Wanees Zarour
Born in Ramallah, Palestine, Wanees Zarour is an award-winning composer, arranger, buzuq player, and violinist whose work focuses on empowering his native musical traditions to transcend borders and thrive in other environments, both musical and geographical, by challenging norms while fostering authenticity. Now based in Chicago in the United States, Wanees is the codirector of the Chicago Immigrant Orchestra, director of the Middle East Music Ensemble at the University of Chicago, and leader of the jazz/maqam touring band East Loop.
At the young age of seven, Wanees started studying music and playing the violin at the Edward Said National Conservatory of Music in Ramallah. While studying Western classical music and theory, he developed a deep interest in Arabic music, leading him to pick up the buzuq, learn the Arabic style of playing the violin, and study maqam.
His arrival during his teenage years in Chicago, a multicultural city with a rich and diverse music scene, was a turning point in his musical education and career. Wanees continued to perform and absorb Middle Eastern music while learning and performing jazz, often exploring the intersections of these two traditions. At the age of 19, he started to teach Middle Eastern rhythms, maqam, and ensembles at the Old Town School of Folk Music, a tenure that lasted a decade. During this time, he quickly became a fixture in the Middle Eastern and jazz music scenes, performing and recording with noted artists and being featured in US and international festivals.
In 2010 Wanees became the director of the now 60-piece Middle East Music Ensemble at the University of Chicago, an orchestra that focuses on community engagement and empowerment. The orchestra performs Arabic, Turkish, and Persian music concerts, bringing together communities from all of these traditions, both on stage and in the audience.
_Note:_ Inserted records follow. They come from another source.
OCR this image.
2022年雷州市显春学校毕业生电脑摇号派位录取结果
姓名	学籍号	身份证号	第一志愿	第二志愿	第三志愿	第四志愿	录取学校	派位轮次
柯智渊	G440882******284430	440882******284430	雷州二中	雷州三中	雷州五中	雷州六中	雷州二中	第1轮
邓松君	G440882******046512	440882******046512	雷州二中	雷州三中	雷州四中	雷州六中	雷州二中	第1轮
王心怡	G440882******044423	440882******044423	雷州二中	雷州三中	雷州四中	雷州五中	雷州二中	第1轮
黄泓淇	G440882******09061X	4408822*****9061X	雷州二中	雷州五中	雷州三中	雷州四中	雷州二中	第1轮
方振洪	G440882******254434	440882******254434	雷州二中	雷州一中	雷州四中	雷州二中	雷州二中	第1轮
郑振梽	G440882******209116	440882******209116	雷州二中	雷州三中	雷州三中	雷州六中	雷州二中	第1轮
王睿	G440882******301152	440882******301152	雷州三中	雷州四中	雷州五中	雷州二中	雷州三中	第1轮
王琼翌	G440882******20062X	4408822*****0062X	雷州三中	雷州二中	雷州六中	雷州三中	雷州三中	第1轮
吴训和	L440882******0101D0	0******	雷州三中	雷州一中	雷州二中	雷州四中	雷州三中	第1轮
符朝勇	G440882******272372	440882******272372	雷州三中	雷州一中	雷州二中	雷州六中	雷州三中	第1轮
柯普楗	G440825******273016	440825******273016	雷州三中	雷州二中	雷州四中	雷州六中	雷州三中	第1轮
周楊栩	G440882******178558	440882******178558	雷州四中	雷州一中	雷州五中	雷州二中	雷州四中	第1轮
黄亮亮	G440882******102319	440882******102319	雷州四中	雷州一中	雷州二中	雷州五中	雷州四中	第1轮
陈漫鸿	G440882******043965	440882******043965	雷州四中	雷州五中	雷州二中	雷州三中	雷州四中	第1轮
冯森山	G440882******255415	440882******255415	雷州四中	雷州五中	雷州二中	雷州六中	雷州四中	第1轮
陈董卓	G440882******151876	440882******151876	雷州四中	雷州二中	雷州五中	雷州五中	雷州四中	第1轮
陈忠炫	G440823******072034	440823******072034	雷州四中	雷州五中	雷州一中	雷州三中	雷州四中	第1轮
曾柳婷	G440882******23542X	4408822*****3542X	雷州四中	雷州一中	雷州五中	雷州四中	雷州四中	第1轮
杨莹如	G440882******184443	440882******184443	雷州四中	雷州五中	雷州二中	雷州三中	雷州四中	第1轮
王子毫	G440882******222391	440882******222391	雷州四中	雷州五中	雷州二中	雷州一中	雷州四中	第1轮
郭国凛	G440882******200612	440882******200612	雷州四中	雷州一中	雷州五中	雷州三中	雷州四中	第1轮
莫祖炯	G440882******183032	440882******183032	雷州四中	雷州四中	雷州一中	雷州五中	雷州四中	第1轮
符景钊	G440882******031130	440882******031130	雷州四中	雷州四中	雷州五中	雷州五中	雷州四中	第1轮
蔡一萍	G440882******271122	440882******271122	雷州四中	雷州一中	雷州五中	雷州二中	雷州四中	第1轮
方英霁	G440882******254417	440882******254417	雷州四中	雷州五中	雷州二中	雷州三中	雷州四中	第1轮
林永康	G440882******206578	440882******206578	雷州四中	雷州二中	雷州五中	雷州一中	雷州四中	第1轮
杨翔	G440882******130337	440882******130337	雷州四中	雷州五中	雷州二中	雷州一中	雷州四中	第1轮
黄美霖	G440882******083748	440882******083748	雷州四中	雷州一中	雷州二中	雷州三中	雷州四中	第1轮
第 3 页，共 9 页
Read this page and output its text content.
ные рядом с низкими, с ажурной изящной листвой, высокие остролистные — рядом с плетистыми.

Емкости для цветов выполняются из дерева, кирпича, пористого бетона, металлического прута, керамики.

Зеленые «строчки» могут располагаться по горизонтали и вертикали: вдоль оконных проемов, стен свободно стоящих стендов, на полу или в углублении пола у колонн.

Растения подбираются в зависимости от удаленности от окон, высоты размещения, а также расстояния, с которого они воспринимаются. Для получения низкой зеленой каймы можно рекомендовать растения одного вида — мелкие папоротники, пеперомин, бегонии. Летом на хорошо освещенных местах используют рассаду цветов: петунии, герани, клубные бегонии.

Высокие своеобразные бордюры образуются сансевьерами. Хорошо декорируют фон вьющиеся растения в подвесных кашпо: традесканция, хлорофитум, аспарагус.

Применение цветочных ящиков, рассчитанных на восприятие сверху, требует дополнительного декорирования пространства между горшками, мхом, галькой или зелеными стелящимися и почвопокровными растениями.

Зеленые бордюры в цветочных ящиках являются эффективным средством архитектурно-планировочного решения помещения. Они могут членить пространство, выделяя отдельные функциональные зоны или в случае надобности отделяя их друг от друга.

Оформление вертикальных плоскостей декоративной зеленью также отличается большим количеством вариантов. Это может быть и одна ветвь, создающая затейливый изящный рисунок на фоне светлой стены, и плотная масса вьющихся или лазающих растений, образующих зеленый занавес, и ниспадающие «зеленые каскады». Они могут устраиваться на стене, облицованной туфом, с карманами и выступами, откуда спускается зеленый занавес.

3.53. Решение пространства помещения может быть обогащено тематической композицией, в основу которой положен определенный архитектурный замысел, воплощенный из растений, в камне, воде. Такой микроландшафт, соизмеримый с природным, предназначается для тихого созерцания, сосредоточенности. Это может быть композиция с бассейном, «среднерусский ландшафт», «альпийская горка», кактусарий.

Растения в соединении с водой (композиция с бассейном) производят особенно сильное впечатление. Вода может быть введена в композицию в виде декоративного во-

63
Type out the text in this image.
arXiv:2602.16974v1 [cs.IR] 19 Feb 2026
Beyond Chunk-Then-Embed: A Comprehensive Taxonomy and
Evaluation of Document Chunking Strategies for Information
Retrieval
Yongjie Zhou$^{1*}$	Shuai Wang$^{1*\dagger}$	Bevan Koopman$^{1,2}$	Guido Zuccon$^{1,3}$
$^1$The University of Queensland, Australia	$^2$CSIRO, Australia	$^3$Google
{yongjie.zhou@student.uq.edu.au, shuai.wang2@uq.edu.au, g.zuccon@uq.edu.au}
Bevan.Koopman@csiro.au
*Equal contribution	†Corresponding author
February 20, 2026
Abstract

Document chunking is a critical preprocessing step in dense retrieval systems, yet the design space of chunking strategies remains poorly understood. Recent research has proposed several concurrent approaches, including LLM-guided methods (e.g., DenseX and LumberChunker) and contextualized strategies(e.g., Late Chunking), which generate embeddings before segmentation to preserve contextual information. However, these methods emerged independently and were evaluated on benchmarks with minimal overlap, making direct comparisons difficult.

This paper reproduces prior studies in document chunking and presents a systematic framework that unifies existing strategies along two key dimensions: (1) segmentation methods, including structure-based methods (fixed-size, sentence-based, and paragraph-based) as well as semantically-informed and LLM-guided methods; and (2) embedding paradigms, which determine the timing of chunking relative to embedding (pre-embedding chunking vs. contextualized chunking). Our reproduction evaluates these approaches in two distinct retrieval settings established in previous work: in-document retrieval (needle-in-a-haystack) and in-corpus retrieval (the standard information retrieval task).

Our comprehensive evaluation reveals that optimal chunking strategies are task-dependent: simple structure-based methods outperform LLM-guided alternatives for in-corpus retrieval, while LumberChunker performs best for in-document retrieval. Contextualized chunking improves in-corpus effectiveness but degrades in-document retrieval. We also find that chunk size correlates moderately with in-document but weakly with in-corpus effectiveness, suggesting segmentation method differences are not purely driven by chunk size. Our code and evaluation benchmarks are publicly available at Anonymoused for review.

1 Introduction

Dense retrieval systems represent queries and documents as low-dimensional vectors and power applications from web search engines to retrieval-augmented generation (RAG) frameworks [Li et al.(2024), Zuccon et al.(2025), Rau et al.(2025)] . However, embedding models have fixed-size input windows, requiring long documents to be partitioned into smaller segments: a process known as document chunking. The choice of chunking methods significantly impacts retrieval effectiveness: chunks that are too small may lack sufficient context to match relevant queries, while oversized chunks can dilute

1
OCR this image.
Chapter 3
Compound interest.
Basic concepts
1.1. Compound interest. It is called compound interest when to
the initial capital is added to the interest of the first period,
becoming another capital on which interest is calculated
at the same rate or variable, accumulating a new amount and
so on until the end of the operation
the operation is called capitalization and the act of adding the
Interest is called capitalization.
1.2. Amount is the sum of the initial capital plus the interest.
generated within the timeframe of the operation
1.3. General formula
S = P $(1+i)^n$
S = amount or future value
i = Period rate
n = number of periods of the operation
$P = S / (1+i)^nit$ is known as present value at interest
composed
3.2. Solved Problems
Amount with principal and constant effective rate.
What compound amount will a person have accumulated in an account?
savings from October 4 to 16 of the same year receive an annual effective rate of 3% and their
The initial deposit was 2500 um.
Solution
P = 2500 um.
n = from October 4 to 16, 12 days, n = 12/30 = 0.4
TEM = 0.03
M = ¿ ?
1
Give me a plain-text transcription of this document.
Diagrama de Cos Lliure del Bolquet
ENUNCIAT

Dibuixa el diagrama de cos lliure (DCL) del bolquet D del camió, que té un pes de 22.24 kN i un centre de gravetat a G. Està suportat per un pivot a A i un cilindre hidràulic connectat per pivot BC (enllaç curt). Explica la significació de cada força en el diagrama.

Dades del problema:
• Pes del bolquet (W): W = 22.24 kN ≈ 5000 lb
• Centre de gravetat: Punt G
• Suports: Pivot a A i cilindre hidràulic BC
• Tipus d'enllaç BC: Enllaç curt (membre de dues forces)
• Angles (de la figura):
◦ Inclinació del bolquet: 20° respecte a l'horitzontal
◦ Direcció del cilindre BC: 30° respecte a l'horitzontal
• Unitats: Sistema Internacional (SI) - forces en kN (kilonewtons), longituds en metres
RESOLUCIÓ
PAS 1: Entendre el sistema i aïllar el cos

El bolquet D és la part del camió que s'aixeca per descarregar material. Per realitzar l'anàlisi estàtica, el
Wanees transcribes and arranges the music for the orchestra, and leads it as it performs these highly anticipated and sold-out concerts at the Reva and David Logan Center for the Arts in Chicago.
In 2014, Wanees released his album Quarter to Midnight, receiving critical acclaim for his compositions and approach in incorporating elements from the jazz, Latin, and Eastern European traditions into original music of the maqam vernacular and form.
Wanees’s ongoing and touring project, East Loop, was launched in 2018, and its main objective is to focus on the expanding parameters of both Arabic and jazz music, bringing Arabic music into a jazz environment, and engineering harmonic ideas to fit with our Arab maqam intonations and language. The East Loop is currently working on an album project expected to be released in 2022.
In 2020, the City of Chicago’s Department of Cultural Affairs and Special Events invited Wanees and renowned guitarist Fareed Haque to codirect the Chicago Immigrant Orchestra, which debuted in the 2020 Chicago World Music Festival. This orchestra brings together high-caliber musicians who come from all over the world to perform music from various traditions collectively, with arrangements that allow each musician to highlight his/her tradition and style authentically.
In 2021, Wanees was awarded Chicago’s highest artistic award, the Esteemed Artist Award. He also recently completed his graduate studies in jazz composition at DePaul University in Chicago.
Wanees plans to visit Palestine in the near future and hopes to be able to bring one of his groups to perform in his hometown.